The importance of the patient and provider experience throughout this pandemic cannot be understated. For decades, Americans have perceived medical care as an almost Norman Rockwell style experience, with a brick and mortar clinic, physicians in white coats with analog stethoscopes, and a sucker at the end for kids who are well behaved. Now, for the first time, hundreds of thousands or even millions (we’ll know once the pandemic has ended and claims can be evaluated) of Americans are being exposed to telehealth. I cannot count how many friends and family have regaled me with stories of their first-time experiences, or a loved one’s first experience, with telehealth and telemedicine over the last two months (due to the nature of my employment, I’m quickly becoming the go-to person to share this information with amongst my friends and family). Without exception, their stories have been overwhelmingly positive and they even have an energetic and curious quality when discussing the uniqueness of their experiences when compared to traditional in-person visits. These experiences, more so than policy and investment, are what will drive telemedicine and telehealth forward in a post-COVID-19 world, because these experiences are changing Americans’ cultural expectations, and those cultural expectations are what will inform policy reform and signal to investors that telemedicine is a stable and worthwhile investment. For years, Americans have been deeply involved with and aware of the digital realm through social networks, remote work agreements, and devices that can reach across the globe at the touch of a button. Now, with an extra push from COVID-19, Americans are increasingly viewing their health care through a digital lens as well.

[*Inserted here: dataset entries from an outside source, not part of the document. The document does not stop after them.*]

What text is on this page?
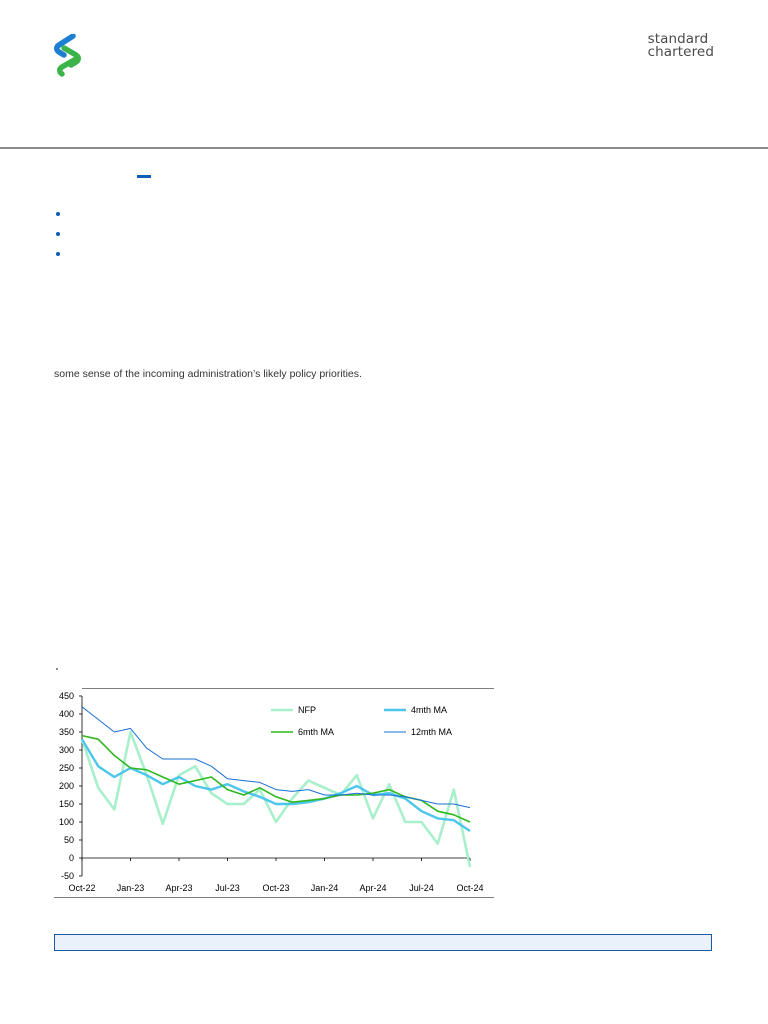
standard
chartered
some sense of the incoming administration’s likely policy priorities.
-50
0
50
100
150
200
250
300
350
400
450
Oct-22 Jan-23 Apr-23	Jul-23	Oct-23 Jan-24 Apr-24	Jul-24	Oct-24
NFP	4mth MA
6mth MA	12mth MA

COVID-19 will likely be contained and begin to decline over the coming months, eventually fading from the forefront of our public consciousness. However, the impact it has had on our health care system will remain long after the public health emergency has dissipated. We are all currently participants in a great experiment – implementing and waiving policies and procedures ad hoc in order to meet the needs of public health, the consequences of which will only be fully appreciated after the fact. In many ways, COVID-19 has exposed the extent to which our health care system has, to date, prioritized form over function. When the dust settles and we finally look back to evaluate how the emergency has affected health care delivery, operating costs, incomes, and patient outcomes, the resulting data will undoubtedly be used to advocate for reforms that encourage greater implementation of telemedicine and telehealth, including permanent implementation of many of the temporary waivers currently in place. As we begin to return to “normal,” it will not be the same normal as before. Rather, it will be a new normal. A normal in which the public will increasingly expect virtual access to their care when and where they need it; and a normal in which health care entities, regulators, and payers, battle hardened by the COVID-19 pandemic, will have the infrastructure, protocols, and procedures in place to provide that care virtually using telehealth and telemedicine.